ALOR SETAR: Suspicious logging activity in Kedah, including within a forest reserve, has triggered renewed investigation by the Malaysian Anti-Corruption Commission (MACC) nearly a year after an initial probe came to naught.
In January, a whopping 500ha of timber land was logged within the Bukit Enggang forest reserve area in Sik without an Environmental Impact Assessment (EIA) report, and recalcitrant loggers are back at it again.
This time, indiscriminate logging activities have been unearthed in Rimba Teloi Forest Reserve (950ha) in Sik, Gunung Bongsu (376.63ha) in Kulim and Gunung Inas (380ha) in Baling.
A check with the state Environment Department (DoE) found that no EIA approval was given to logging activities in Rimba Teloi and Gunung Bongsu.
In Gunung Inas, it is believed that the authorities had not received an application to carry out logging activities.
Save the Community’s Water support group head Mohd Sobri Ramlee, who has been relentlessly trying to stop such activities, claimed he had evidence that logging took place while the approval of the EIA report was still pending.
“I have written to the Forestry Department showing pictures of the logging.
“In Gunung Inas, there are four man-made toilets used by the workers, with raw sewage being released into the rivers and polluting them.
“This is an important source of water for some 500 villagers living nearby.
“Now, there are several swathes of land where trees have been cleared and planted with Musang King durian trees in the forest reserve,” he said.
The blatant flouting of the law has seen MACC zoom in on, among others, the Kedah Forestry Department and the office of Mentri Besar Incorporated (MBI), under the previous Barisan Nasional government.
State MACC director Datuk Fauzi Mohd said several Forestry Department officers had been interviewed and the department was looking into whether concession holders had complied with procedures.
“We have received complaints from many people and evidence has also been apparently presented to the MACC headquarters (in Putrajaya) on corrupt elements involving logging in several places in Sik.
“At present, only the state MACC is involved and we will seek help from our headquarters if any big names are involved.
“But the biggest obstacle is the lack of witnesses who are willing to come forward and testify against those possibly involved,” he said in an interview with The Star recently.
On Jan 15, The Star reported that 500ha of forest reserve, roughly the size of 700 football fields, in Bukit Enggang was logged without an EIA, causing muddy run-offs into rivers in surrounding areas.
This polluted a few catchment areas used by villagers who had built small dams to store water from the river.
Since there was no reforestation, heavy rains brought mud into the catchment areas and deprived villagers of clean drinking water for days.
The MACC began preliminary investigations into the logging at that time but did not find any evidence of corruption.

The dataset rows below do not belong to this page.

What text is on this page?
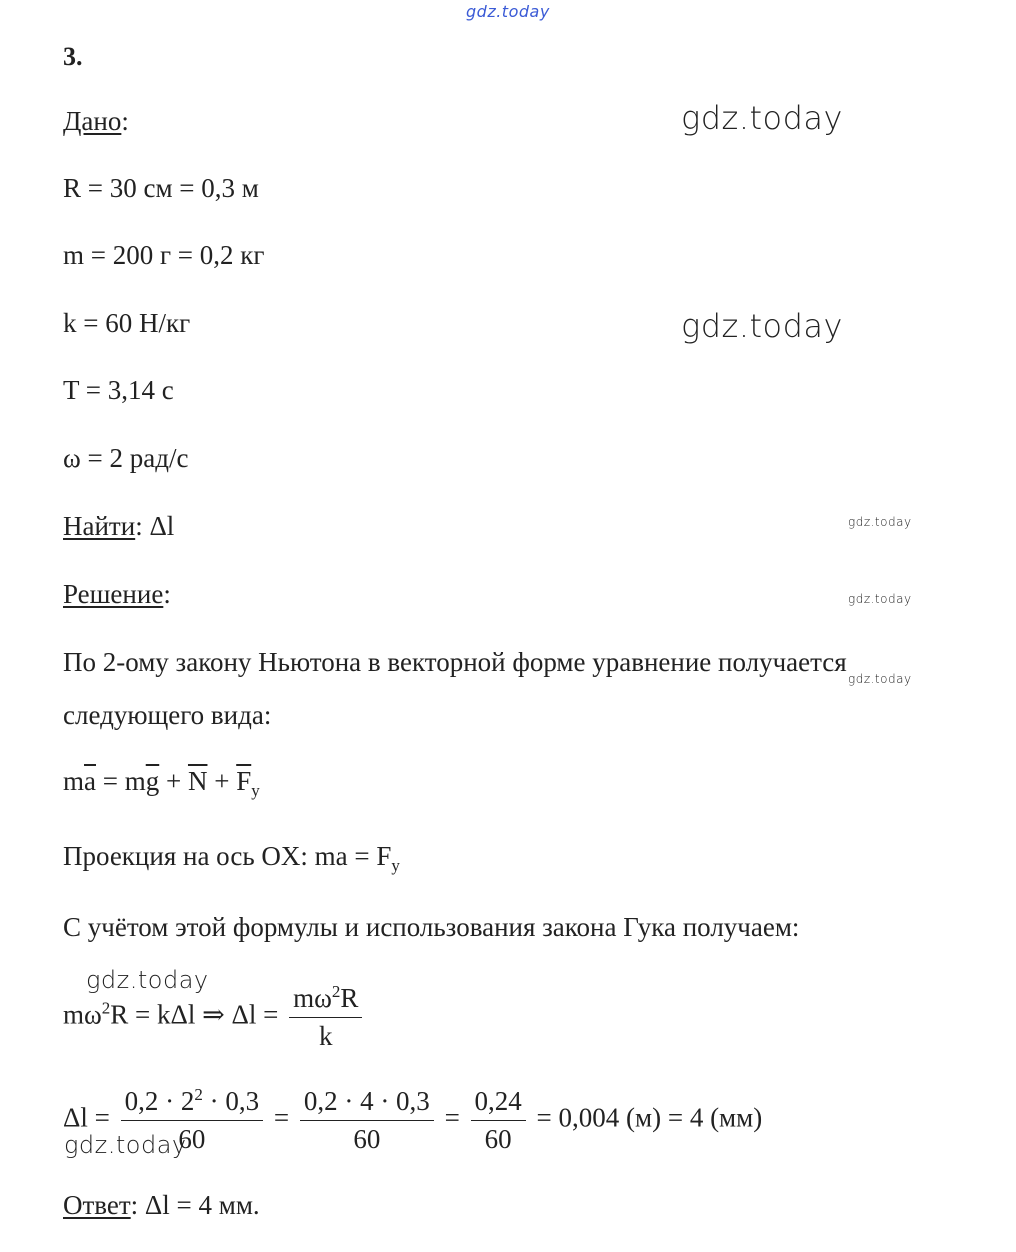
gdz.today
gdz.today
gdz.today
gdz.today
gdz.today
gdz.today
gdz.today
gdz.today
3.
Дано:
R = 30 см = 0,3 м
m = 200 г = 0,2 кг
k = 60 Н/кг
T = 3,14 с
ω = 2 рад/с
Найти: Δl
Решение:
По 2-ому закону Ньютона в векторной форме уравнение получается
следующего вида:
$m\overline{a} = m\overline{g} + \overline{N} + \overline{F}_y$
Проекция на ось OX: ma = $F_y$
С учётом этой формулы и использования закона Гука получаем:
$m\omega^2R = k\Delta l$ ⇒ $\Delta l = \frac{m\omega^2R}{k}$
$\Delta l = \frac{0,2 \cdot 2^2 \cdot 0,3}{60} = \frac{0,2 \cdot 4 \cdot 0,3}{60} = \frac{0,24}{60} = 0,004$ (м) = 4 (мм)
Ответ: Δl = 4 мм.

The Bukit Enggang logging by a concessionaire appointed by MBI was done last December but state DoE director Muhibbah Selamat confirmed that 436ha of logging was only approved in April 2018.
“We are only in charge of the EIA approval and it is difficult for us to monitor whether any concessionaire does logging without our consent.

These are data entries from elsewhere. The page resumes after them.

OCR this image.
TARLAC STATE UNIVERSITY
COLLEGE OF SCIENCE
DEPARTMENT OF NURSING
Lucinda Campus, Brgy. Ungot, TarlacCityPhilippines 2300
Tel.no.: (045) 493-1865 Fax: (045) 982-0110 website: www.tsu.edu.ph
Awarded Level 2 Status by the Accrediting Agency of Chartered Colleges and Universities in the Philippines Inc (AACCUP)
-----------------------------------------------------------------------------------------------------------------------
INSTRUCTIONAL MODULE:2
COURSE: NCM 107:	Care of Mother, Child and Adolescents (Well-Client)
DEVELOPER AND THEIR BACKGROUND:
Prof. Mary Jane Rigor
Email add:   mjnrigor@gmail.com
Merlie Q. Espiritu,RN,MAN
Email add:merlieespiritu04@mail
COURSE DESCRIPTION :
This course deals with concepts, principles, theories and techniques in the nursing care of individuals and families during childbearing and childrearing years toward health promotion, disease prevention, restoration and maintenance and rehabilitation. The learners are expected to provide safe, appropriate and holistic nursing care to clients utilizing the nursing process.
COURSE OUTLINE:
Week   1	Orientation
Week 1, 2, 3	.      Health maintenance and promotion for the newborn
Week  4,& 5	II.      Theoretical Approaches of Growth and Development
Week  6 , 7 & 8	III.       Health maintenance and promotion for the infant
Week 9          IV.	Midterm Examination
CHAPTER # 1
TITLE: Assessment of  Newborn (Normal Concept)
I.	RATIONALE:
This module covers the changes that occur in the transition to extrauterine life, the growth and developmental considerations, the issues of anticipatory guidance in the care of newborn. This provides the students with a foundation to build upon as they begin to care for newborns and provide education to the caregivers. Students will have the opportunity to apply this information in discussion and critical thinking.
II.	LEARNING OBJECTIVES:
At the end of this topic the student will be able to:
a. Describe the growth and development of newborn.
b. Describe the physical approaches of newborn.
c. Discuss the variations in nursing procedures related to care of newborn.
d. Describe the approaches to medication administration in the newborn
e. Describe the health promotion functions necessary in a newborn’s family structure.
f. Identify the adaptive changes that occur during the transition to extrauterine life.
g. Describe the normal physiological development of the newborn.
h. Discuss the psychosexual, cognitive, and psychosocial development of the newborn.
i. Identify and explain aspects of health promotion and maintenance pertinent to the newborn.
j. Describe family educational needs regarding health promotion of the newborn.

“DoE has limited manpower with a team of three personnel and most of the logging is done in forest reserves as licences are given by the Forestry Department,” he said.
Kedah Forestry Department deputy director Abd Ramlizauyahhudin Mahli admitted to a “blunder” in the Bukit Enggang case but defended it as an exception rather than the rule.
“Yes, the EIA was not approved for Bukit Enggang but we have our internal system where all logging by concessionaires is closely monitored, and if any was done without an EIA, it would be known,” he said.
According to the Auditor-General’s 2017 Report, Kedah received RM144.24mil in logging revenue and other forestry activities, higher than the RM135.42mil in the previous year.
The report also called for a much more efficient forest management by the state through the Forest Monitoring System using Remote Sensing with aerial means such as helicopters and drones to prevent illegal logging and destruction.